May 12, 2022 09:00 am
North Korea confirmed its first COVID-19 outbreak on Thursday, calling it the "gravest national emergency" and ordering a national lockdown, with state media reporting an Omicron variant had been detected in Pyongyang.
The first public admission of COVID infections highlights the potential for a major crisis in a country that has refused international help with vaccinations and kept its borders shut.
As of March, no cases of COVID-19 have been reported, according to the World Health Organization, and there is no official record of any North Koreans having been vaccinated.
"A most serious emergency case of the state occurred: A break was made on our emergency epidemic prevention front where has firmly defended for two years and three months from February, 2020," official KCNA news agency said.
Samples taken on May 8 from people in Pyongyang who were experiencing fevers showed a sub-variant of the Omicron virus, also known as BA.2, the report said, without providing details on case numbers or possible sources of infection.

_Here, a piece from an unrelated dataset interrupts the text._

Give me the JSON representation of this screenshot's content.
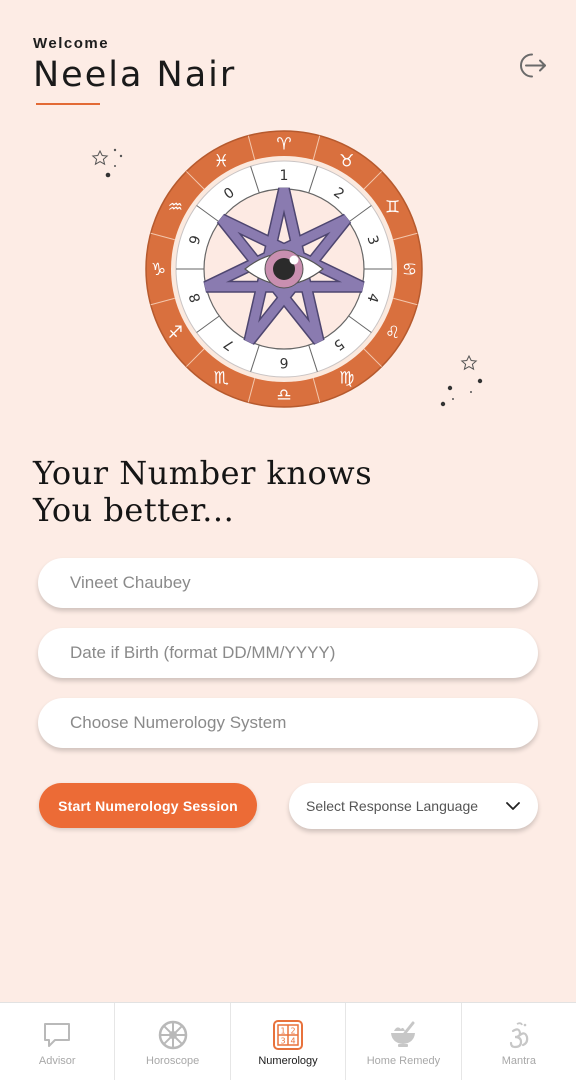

The report was published after North Korean leader Kim Jong Un led a Workers' Party meeting on Thursday to discuss responses to the outbreak
Kim ordered all cities and counties of the country to "strictly lock down" their regions to prevent the spread of the coronavirus and said emergency reserve medical supplies would be mobilised, according to KCNA.
"The state epidemic prevention work shall be switched over to the maximum emergency epidemic prevention system," KCNA said.
Although the North has never before confirmed a single coronavirus infection in the country, officials in South Korea and the United States have doubted that the country is COVID-free, as cases of the Omicron variant were widely reported in neighbouring South Korea and China.
The isolated North has enforced strict quarantine measures, including border lockdowns, since the pandemic began in early 2020. In July that year, Kim declared an emergency and imposed a lockdown on Kaesong, near the inter-Korean border, for three weeks after a man who defected to the South in 2017 returned to the city showing coronavirus symptoms.